I've had a horrendous time this past few years (raped and reported). It began to chip away at me. It all became way too much and in March I took an overdose. This neatly coincided with the Absolute coming through. He was still manipulating me.
Despite me being a good mum, he used this opportunity to take the children citing i was unfit because I was unstable.
I lost my job. My house. My money. All I have is my cats. I'm unable to work so am on UC.
I agreed with the family court to a temporary living arrangement at my ex's house. I recognised not that I was not able to parent effectively but that my accommodation was not right for the kids.
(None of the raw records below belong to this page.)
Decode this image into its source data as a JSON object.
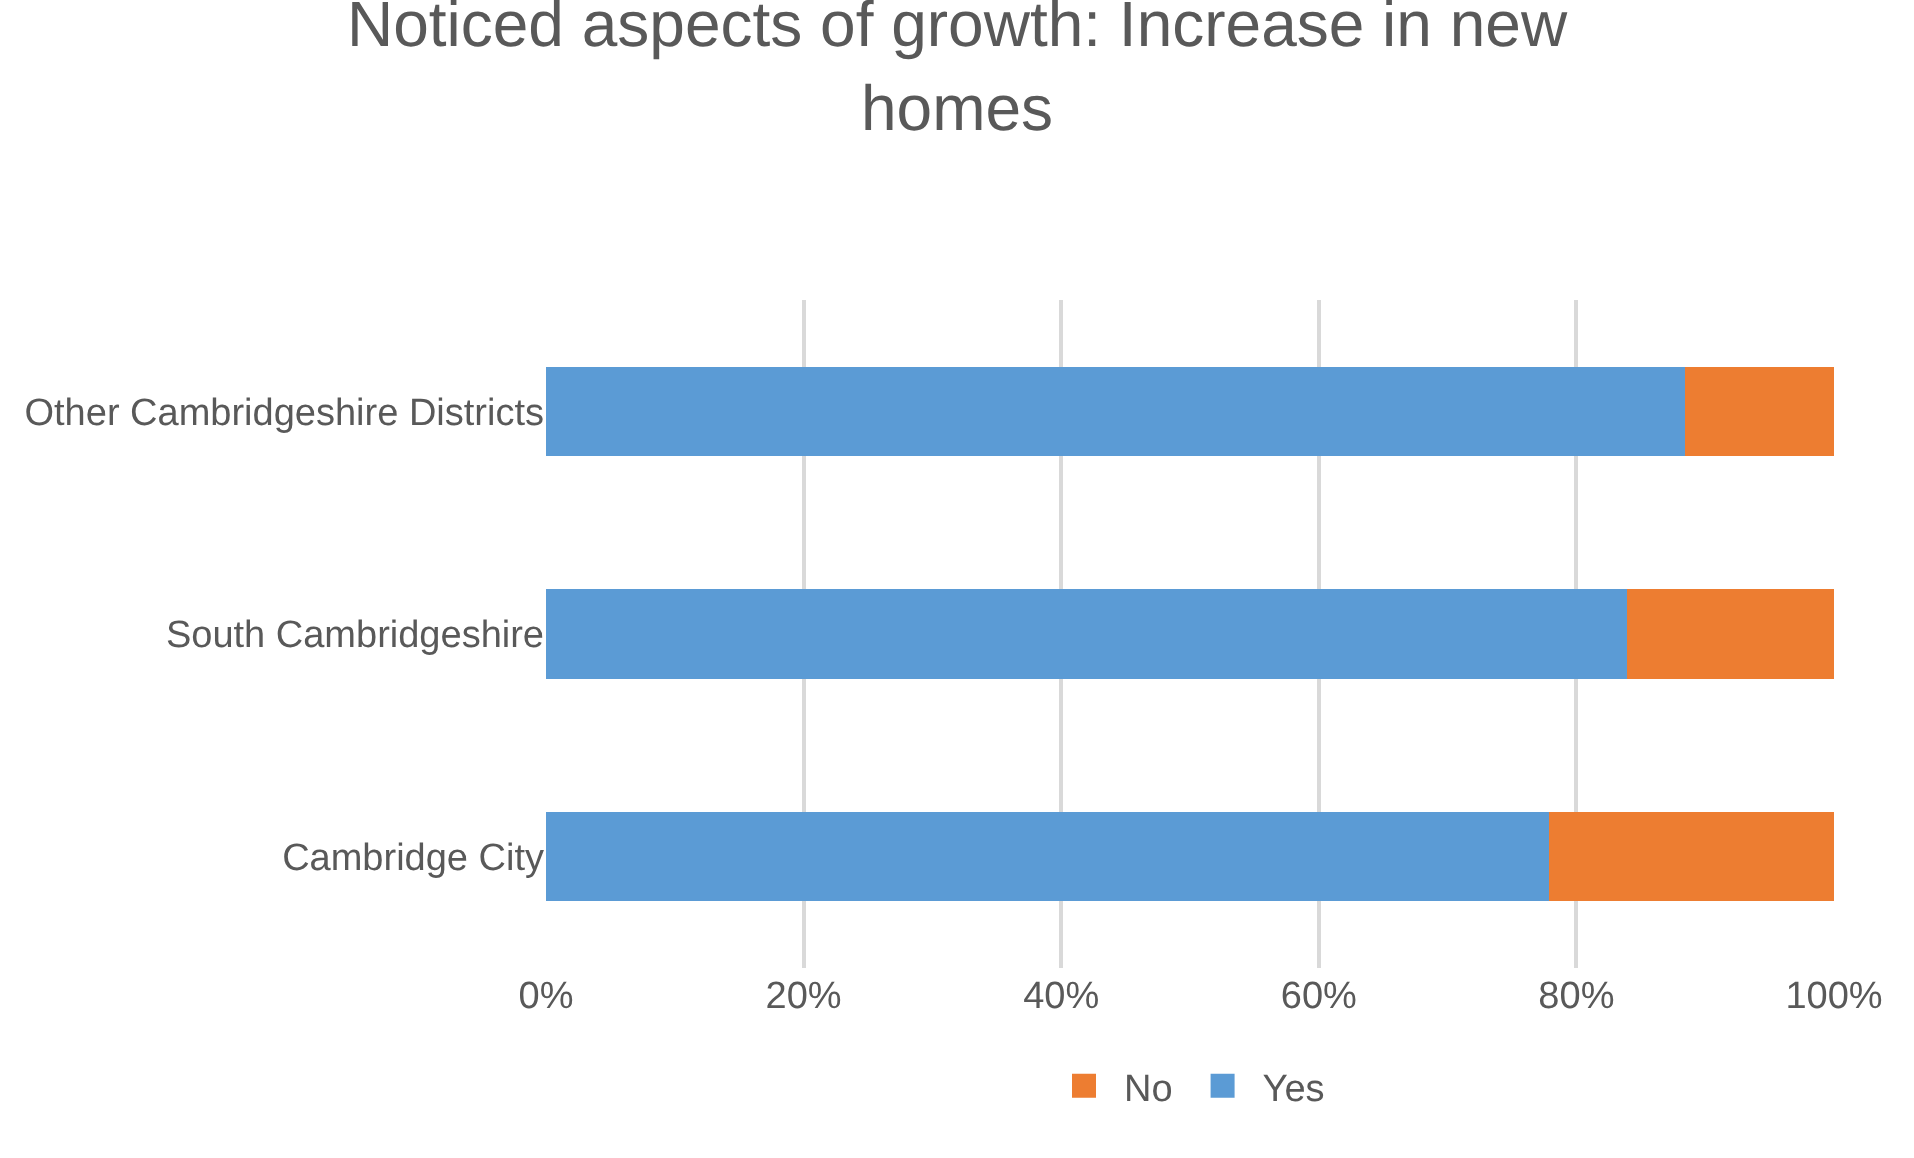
{
  "chart_data": {
    "type": "bar",
    "orientation": "horizontal",
    "stacked": true,
    "title": "Noticed aspects of growth: Increase in new\nhomes",
    "categories": [
      "Other Cambridgeshire Districts",
      "South Cambridgeshire",
      "Cambridge City"
    ],
    "series": [
      {
        "name": "Yes",
        "color": "#5b9bd5",
        "values": [
          88.4,
          83.9,
          77.9
        ]
      },
      {
        "name": "No",
        "color": "#ed7d31",
        "values": [
          11.6,
          16.1,
          22.1
        ]
      }
    ],
    "xlim": [
      0,
      100
    ],
    "xticks": [
      {
        "value": 0,
        "label": "0%"
      },
      {
        "value": 20,
        "label": "20%"
      },
      {
        "value": 40,
        "label": "40%"
      },
      {
        "value": 60,
        "label": "60%"
      },
      {
        "value": 80,
        "label": "80%"
      },
      {
        "value": 100,
        "label": "100%"
      }
    ],
    "grid": "x",
    "legend": "bottom"
  }
}
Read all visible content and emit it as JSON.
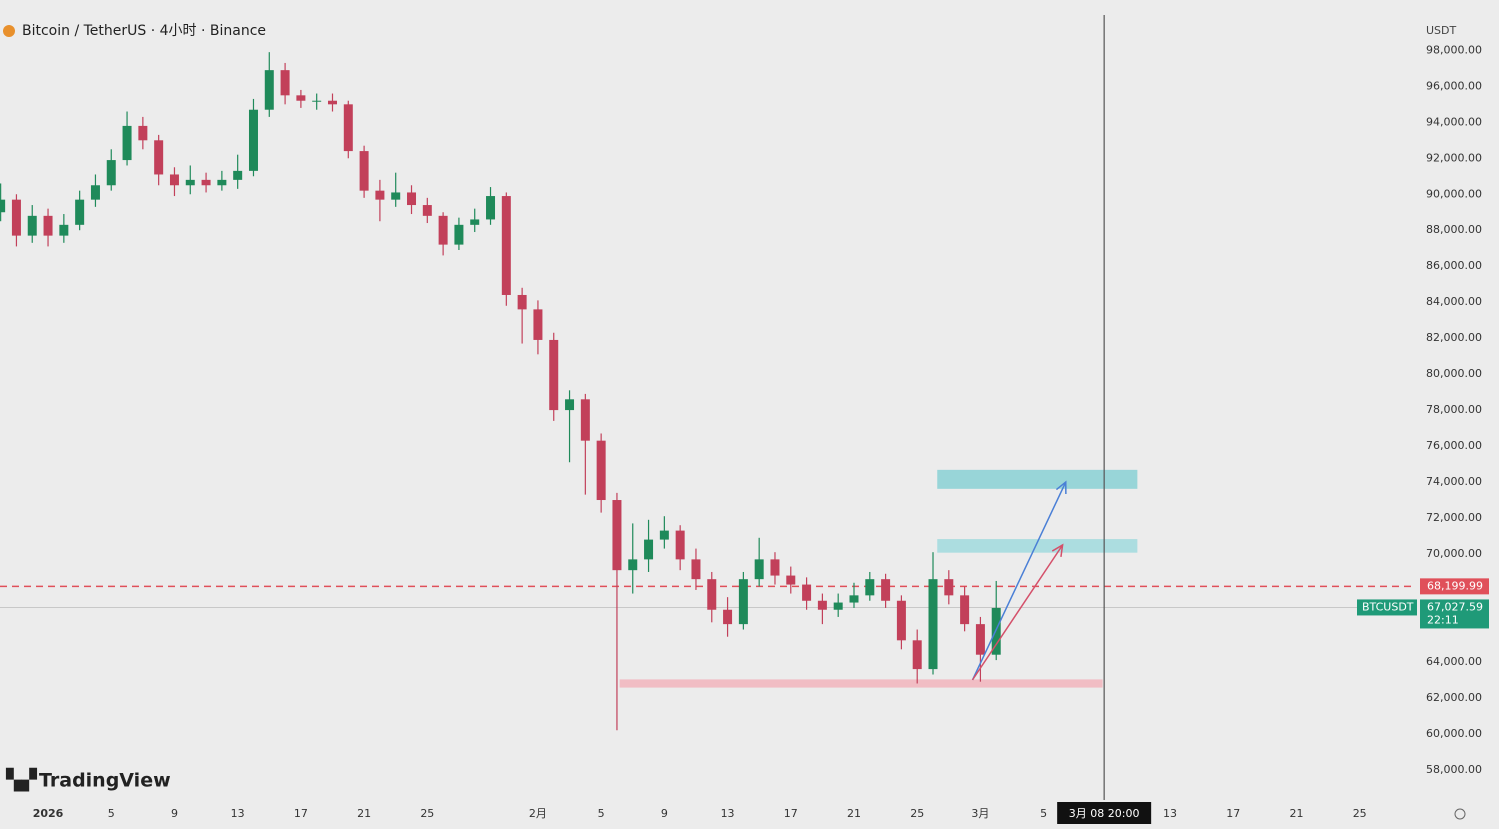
{
  "chart_data": {
    "type": "candlestick",
    "title": "Bitcoin / TetherUS · 4小时 · Binance",
    "currency": "USDT",
    "brand": "TradingView",
    "up_color": "#1f8a5a",
    "down_color": "#c2405a",
    "x": [
      -3,
      -2,
      -1,
      0,
      1,
      2,
      3,
      4,
      5,
      6,
      7,
      8,
      9,
      10,
      11,
      12,
      13,
      14,
      15,
      16,
      17,
      18,
      19,
      20,
      21,
      22,
      23,
      24,
      25,
      26,
      27,
      28,
      29,
      30,
      31,
      32,
      33,
      34,
      35,
      36,
      37,
      38,
      39,
      40,
      41,
      42,
      43,
      44,
      45,
      46,
      47,
      48,
      49,
      50,
      51,
      52,
      53,
      54,
      55,
      56,
      57,
      58,
      59,
      60
    ],
    "open": [
      89000,
      89700,
      87700,
      88800,
      87700,
      88300,
      89700,
      90500,
      91900,
      93800,
      93000,
      91100,
      90500,
      90800,
      90500,
      90800,
      91300,
      94700,
      96900,
      95500,
      95200,
      95200,
      95000,
      92400,
      90200,
      89700,
      90100,
      89400,
      88800,
      87200,
      88300,
      88600,
      89900,
      84400,
      83600,
      81900,
      78000,
      78600,
      76300,
      73000,
      69100,
      69700,
      70800,
      71300,
      69700,
      68600,
      66900,
      66100,
      68600,
      69700,
      68800,
      68300,
      67400,
      66900,
      67300,
      67700,
      68600,
      67400,
      65200,
      63600,
      68600,
      67700,
      66100,
      64400
    ],
    "high": [
      90600,
      90000,
      89400,
      89200,
      88900,
      90200,
      91100,
      92500,
      94600,
      94300,
      93300,
      91500,
      91600,
      91200,
      91300,
      92200,
      95300,
      97900,
      97300,
      95800,
      95600,
      95600,
      95200,
      92700,
      90800,
      91200,
      90500,
      89800,
      89000,
      88700,
      89200,
      90400,
      90100,
      84800,
      84100,
      82300,
      79100,
      78900,
      76700,
      73400,
      71700,
      71900,
      72100,
      71600,
      70300,
      69000,
      67600,
      69000,
      70900,
      70100,
      69300,
      68700,
      67800,
      67800,
      68400,
      69000,
      68900,
      67700,
      65800,
      70100,
      69100,
      68200,
      66500,
      68500
    ],
    "low": [
      88500,
      87100,
      87300,
      87100,
      87300,
      88000,
      89300,
      90200,
      91600,
      92500,
      90500,
      89900,
      90000,
      90100,
      90200,
      90300,
      91000,
      94300,
      95000,
      94800,
      94700,
      94600,
      92000,
      89800,
      88500,
      89300,
      88900,
      88400,
      86600,
      86900,
      87900,
      88300,
      83800,
      81700,
      81100,
      77400,
      75100,
      73300,
      72300,
      60200,
      67800,
      69000,
      70300,
      69100,
      68000,
      66200,
      65400,
      65800,
      68200,
      68300,
      67800,
      66900,
      66100,
      66500,
      67000,
      67400,
      67000,
      64700,
      62800,
      63300,
      67200,
      65700,
      62900,
      64100
    ],
    "close": [
      89700,
      87700,
      88800,
      87700,
      88300,
      89700,
      90500,
      91900,
      93800,
      93000,
      91100,
      90500,
      90800,
      90500,
      90800,
      91300,
      94700,
      96900,
      95500,
      95200,
      95200,
      95000,
      92400,
      90200,
      89700,
      90100,
      89400,
      88800,
      87200,
      88300,
      88600,
      89900,
      84400,
      83600,
      81900,
      78000,
      78600,
      76300,
      73000,
      69100,
      69700,
      70800,
      71300,
      69700,
      68600,
      66900,
      66100,
      68600,
      69700,
      68800,
      68300,
      67400,
      66900,
      67300,
      67700,
      68600,
      67400,
      65200,
      63600,
      68600,
      67700,
      66100,
      64400,
      67000
    ],
    "xlim": [
      -3.04,
      86.5
    ],
    "ylim": [
      56600,
      100800
    ],
    "xticks": [
      {
        "value": 0,
        "label": "2026"
      },
      {
        "value": 4,
        "label": "5"
      },
      {
        "value": 8,
        "label": "9"
      },
      {
        "value": 12,
        "label": "13"
      },
      {
        "value": 16,
        "label": "17"
      },
      {
        "value": 20,
        "label": "21"
      },
      {
        "value": 24,
        "label": "25"
      },
      {
        "value": 31,
        "label": "2月"
      },
      {
        "value": 35,
        "label": "5"
      },
      {
        "value": 39,
        "label": "9"
      },
      {
        "value": 43,
        "label": "13"
      },
      {
        "value": 47,
        "label": "17"
      },
      {
        "value": 51,
        "label": "21"
      },
      {
        "value": 55,
        "label": "25"
      },
      {
        "value": 59,
        "label": "3月"
      },
      {
        "value": 63,
        "label": "5"
      },
      {
        "value": 71,
        "label": "13"
      },
      {
        "value": 75,
        "label": "17"
      },
      {
        "value": 79,
        "label": "21"
      },
      {
        "value": 83,
        "label": "25"
      }
    ],
    "yticks": [
      {
        "value": 98000,
        "label": "98,000.00"
      },
      {
        "value": 96000,
        "label": "96,000.00"
      },
      {
        "value": 94000,
        "label": "94,000.00"
      },
      {
        "value": 92000,
        "label": "92,000.00"
      },
      {
        "value": 90000,
        "label": "90,000.00"
      },
      {
        "value": 88000,
        "label": "88,000.00"
      },
      {
        "value": 86000,
        "label": "86,000.00"
      },
      {
        "value": 84000,
        "label": "84,000.00"
      },
      {
        "value": 82000,
        "label": "82,000.00"
      },
      {
        "value": 80000,
        "label": "80,000.00"
      },
      {
        "value": 78000,
        "label": "78,000.00"
      },
      {
        "value": 76000,
        "label": "76,000.00"
      },
      {
        "value": 74000,
        "label": "74,000.00"
      },
      {
        "value": 72000,
        "label": "72,000.00"
      },
      {
        "value": 70000,
        "label": "70,000.00"
      },
      {
        "value": 64000,
        "label": "64,000.00"
      },
      {
        "value": 62000,
        "label": "62,000.00"
      },
      {
        "value": 60000,
        "label": "60,000.00"
      },
      {
        "value": 58000,
        "label": "58,000.00"
      }
    ],
    "price_lines": [
      {
        "value": 68199.99,
        "label": "68,199.99",
        "color": "#e0505a",
        "dashed": true
      },
      {
        "value": 67027.59,
        "label": "67,027.59",
        "symbol": "BTCUSDT",
        "countdown": "22:11",
        "color": "#1f9a78",
        "dashed": false
      }
    ],
    "crosshair": {
      "x": 66.83,
      "label": "3月 08   20:00"
    },
    "zones": [
      {
        "x0": 56.3,
        "x1": 68.9,
        "top": 74650,
        "bottom": 73650,
        "color": "#8fd3d6"
      },
      {
        "x0": 56.3,
        "x1": 68.9,
        "top": 70800,
        "bottom": 70100,
        "color": "#a6dcdf"
      },
      {
        "x0": 36.2,
        "x1": 66.7,
        "top": 63000,
        "bottom": 62600,
        "color": "#f2b9c0"
      }
    ],
    "arrows": [
      {
        "x0": 58.5,
        "y0": 63000,
        "x1": 64.4,
        "y1": 74000,
        "color": "#4a7fd6"
      },
      {
        "x0": 58.5,
        "y0": 63000,
        "x1": 64.2,
        "y1": 70500,
        "color": "#d4506a"
      }
    ]
  }
}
So, a month ago, received the S7 from CAFCASS. It's full, rammed full of bias. For example, the author whilst interviewing me, takes me through the DV questionnaire. I talk about how i was raped by another man and threatened with rape by my ex as well as being physically assaulted. This was recorded by the police thank god. Bit of course, at that point, I cried.
What comes out in the report is that 'at one point she becomes highly emotional' and it was 'difficult to keep her on track' but no mention of what made me cry. I'm a scientist. A physics professional. I'm beyond gutted that she took me through that and twisted it for an agenda. Its madness. But there is CAFCASS for you.
The ex then drops a massive bombshell yesterday. He's left his job and is relocating AND taking the kids. The final hearing is April. New place is five hours away.
I only gave my permission to temp residency at his own house near me.
I dont believe he can take them in Jan and I believe he's violating the court itself. I perceive it's actually contempt of court as he is now violating the court order.
Please help. Im desperate. My children need me.